The dietary intake of selenium varies widely worldwide, as selenium concentrations in plant-based foods reflect the concentrations of selenium in the soil where the plants were grown. The selenium concentrations in animal sources of food, in turn, depend upon the selenium content of the plants used for forage, or whether animal feed was fortified with selenium. Clinical selenium deficiency is rare and is seen in Keshan disease, an endemic cardiomyopathy found in low-selenium areas of China where affected persons may have serum selenium <0.25 μmol l−1 (20 μg l−1) (Food and Nutrition Board, 2000). The current dietary requirements for selenium by the Food and Nutrition Board of the Institute of Medicine are based in part upon maintenance of optimal levels of selenoproteins in blood, especially plasma glutathione peroxidase (Food and Nutrition Board, 2000).
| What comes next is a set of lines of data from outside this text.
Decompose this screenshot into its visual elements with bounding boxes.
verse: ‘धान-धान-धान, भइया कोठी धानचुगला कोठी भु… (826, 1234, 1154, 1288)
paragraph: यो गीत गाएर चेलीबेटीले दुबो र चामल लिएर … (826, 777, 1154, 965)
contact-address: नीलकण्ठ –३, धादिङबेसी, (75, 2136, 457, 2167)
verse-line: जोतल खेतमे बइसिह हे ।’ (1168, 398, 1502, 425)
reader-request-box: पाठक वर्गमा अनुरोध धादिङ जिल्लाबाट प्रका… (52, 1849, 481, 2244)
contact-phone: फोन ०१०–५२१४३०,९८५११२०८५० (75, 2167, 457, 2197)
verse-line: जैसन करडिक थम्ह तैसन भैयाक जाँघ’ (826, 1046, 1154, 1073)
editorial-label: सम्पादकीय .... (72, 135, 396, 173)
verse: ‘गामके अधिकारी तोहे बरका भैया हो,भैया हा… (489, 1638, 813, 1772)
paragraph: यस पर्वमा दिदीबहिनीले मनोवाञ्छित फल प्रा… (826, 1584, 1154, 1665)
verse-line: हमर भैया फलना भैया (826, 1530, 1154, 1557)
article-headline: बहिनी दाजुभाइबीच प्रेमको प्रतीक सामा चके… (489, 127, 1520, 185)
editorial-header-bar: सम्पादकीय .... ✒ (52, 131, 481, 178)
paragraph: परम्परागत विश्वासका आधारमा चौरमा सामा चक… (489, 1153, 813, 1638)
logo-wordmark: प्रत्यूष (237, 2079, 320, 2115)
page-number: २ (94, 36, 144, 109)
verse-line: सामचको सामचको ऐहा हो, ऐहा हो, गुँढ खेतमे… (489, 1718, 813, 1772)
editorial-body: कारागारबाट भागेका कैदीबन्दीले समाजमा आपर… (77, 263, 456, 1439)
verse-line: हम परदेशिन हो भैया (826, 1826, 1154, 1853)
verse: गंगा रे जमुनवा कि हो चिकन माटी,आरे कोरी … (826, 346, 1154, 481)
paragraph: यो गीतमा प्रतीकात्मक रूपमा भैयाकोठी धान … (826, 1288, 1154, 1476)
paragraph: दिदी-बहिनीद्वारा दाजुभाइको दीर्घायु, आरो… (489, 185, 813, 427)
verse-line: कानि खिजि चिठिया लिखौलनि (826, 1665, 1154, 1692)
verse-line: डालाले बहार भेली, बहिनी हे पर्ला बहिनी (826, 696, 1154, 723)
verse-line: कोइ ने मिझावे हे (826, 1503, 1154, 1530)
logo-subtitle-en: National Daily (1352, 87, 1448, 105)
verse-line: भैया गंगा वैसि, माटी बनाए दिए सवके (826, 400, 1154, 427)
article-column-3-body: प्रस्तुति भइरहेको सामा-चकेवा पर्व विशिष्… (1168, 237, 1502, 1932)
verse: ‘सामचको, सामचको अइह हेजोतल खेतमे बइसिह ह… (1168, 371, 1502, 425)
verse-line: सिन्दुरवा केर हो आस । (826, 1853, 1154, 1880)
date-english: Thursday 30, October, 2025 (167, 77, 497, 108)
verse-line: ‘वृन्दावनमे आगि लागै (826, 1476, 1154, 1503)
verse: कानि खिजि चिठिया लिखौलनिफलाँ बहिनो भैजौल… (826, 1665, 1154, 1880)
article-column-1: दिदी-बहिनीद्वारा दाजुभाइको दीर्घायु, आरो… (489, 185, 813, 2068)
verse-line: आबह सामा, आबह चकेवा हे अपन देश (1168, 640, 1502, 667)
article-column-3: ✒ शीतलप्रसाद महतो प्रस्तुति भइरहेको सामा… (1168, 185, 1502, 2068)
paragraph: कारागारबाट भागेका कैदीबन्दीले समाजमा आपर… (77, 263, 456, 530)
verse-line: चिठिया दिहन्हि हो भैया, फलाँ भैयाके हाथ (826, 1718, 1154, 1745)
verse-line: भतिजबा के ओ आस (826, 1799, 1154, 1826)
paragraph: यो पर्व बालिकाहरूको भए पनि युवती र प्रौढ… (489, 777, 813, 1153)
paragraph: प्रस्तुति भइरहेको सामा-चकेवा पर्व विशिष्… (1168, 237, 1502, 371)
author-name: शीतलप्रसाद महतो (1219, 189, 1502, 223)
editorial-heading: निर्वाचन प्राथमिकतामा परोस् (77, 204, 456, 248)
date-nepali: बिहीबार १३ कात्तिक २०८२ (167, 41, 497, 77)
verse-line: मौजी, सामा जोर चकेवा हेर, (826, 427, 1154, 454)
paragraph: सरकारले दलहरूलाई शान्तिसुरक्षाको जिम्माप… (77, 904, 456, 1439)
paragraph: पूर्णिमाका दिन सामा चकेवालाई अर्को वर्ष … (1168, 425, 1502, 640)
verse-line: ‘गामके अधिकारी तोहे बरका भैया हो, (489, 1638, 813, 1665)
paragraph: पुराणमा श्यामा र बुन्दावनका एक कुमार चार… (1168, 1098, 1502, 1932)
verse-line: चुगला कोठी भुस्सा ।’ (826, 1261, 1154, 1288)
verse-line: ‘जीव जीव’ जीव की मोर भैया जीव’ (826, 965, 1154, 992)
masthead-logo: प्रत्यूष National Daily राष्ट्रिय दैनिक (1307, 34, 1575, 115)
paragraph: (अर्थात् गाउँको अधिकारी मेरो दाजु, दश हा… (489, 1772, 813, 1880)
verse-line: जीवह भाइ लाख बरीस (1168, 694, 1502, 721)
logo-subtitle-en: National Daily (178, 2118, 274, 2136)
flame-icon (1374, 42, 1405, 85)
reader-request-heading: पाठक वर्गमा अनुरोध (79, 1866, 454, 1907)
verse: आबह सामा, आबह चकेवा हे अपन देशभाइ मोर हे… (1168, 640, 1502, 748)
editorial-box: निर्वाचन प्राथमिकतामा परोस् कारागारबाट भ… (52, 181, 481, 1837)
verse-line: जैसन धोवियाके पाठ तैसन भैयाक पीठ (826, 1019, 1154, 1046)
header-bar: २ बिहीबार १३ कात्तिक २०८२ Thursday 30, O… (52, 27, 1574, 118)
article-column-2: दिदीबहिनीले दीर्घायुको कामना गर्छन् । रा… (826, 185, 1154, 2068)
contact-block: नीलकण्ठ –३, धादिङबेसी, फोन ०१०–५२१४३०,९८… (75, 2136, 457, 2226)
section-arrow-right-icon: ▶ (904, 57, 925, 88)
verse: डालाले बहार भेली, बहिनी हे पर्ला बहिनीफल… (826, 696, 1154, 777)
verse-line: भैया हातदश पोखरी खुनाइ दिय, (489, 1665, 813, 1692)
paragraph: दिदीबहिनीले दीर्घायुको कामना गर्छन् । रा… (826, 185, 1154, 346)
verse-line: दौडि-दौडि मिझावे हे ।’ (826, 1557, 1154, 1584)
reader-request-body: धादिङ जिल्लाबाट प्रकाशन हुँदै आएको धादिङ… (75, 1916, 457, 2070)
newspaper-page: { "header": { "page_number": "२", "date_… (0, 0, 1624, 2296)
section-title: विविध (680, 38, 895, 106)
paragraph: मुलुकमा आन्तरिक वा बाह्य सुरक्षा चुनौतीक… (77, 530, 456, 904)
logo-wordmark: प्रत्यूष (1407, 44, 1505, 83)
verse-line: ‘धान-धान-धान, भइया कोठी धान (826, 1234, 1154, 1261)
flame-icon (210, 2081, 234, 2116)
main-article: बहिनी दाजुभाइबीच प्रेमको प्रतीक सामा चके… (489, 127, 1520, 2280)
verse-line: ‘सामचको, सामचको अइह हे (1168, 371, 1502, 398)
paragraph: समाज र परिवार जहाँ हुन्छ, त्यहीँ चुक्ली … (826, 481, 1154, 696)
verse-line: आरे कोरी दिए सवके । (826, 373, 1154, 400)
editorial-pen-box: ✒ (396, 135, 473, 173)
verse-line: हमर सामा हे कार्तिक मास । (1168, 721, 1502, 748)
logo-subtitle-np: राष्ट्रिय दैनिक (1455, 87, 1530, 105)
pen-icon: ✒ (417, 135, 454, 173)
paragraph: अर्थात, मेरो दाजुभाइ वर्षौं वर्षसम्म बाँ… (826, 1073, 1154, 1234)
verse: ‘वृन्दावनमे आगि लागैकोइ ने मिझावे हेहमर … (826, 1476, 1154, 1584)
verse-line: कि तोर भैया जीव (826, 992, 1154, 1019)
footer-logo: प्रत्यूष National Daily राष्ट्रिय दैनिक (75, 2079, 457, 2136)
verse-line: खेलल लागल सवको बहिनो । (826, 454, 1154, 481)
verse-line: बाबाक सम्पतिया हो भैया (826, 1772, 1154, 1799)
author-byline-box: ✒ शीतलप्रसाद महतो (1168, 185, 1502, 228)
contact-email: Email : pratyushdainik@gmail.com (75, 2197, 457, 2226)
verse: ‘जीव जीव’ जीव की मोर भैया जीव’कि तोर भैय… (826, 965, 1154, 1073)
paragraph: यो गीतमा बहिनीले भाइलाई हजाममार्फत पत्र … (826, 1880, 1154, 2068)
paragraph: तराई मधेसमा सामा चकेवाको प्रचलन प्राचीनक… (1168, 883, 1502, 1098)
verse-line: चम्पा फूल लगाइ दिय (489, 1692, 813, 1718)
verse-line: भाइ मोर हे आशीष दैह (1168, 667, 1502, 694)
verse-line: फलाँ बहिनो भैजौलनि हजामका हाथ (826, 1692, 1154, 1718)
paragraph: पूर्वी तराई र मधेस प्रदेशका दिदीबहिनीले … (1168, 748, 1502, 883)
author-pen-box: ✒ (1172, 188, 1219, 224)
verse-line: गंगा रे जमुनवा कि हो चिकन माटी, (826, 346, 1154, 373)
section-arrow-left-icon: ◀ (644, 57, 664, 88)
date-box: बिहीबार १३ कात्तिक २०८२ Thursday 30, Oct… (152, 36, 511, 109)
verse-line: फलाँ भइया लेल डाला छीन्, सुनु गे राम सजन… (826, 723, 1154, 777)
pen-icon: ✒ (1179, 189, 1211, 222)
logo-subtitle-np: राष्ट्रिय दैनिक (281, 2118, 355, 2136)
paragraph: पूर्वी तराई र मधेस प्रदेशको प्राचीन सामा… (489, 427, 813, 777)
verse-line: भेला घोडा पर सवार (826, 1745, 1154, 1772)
The selenium requirement for prevention of chronic disease has not yet been definitively determined (Thomson, 2004). In addition, the selenium requirements for older adults are largely extrapolations from the middle-aged population (Thomson, 2004). The activity of glutathione peroxidase appears to be optimal when serum selenium concentrations are at least 1.27 μmol l−1 (100 μg l−1) or greater (Food and Nutrition Board, 2000). The baseline serum selenium concentrations at which there appeared to be a protective effect of selenium supplementation against cancer in two US trials were 1.34–1.54 μmol l−1 (Thomson, 2004). It is notable that in the present study, the highest prevalence of anemia was found among older subjects from NHANES III who were in the lowest quartile of serum selenium, which was <1.33 μmol l−1 and would be considered in the suboptimal range. It has been previously reported that 13.8% of NHANES III participants were taking supplements that contained selenium, but that serum selenium values were not significantly associated with taking a supplement that contained selenium (Niskar et al., 2003). Except for overt clinical selenium deficiency, the health consequences of an inadequate selenium intake are incompletely understood, and further work is needed to define optimal selenium status in the elderly population.
In conclusion, low serum selenium was independently associated with anemia among older men and women living in the community. This study raises a potentially important public health question: has selenium deficiency been overlooked as a cause of anemia among older adults? This study may represent a first important step toward determining whether selenium deficiency is a potential cause of anemia among older adults. To our knowledge, it is not known whether improving dietary selenium intake will increase hemoglobin concentrations among older adults with low serum selenium concentrations. Further work is needed to corroborate these findings in other populations, provide evidence for longitudinal causal associations, identify underlying biological mechanisms and determine whether improving selenium status has an impact upon anemia in older adults.
This study was sponsored by National Institute on Aging, National Institutes of Health (R01 AG027012, R01 AG029148 and Intramural Research Branch).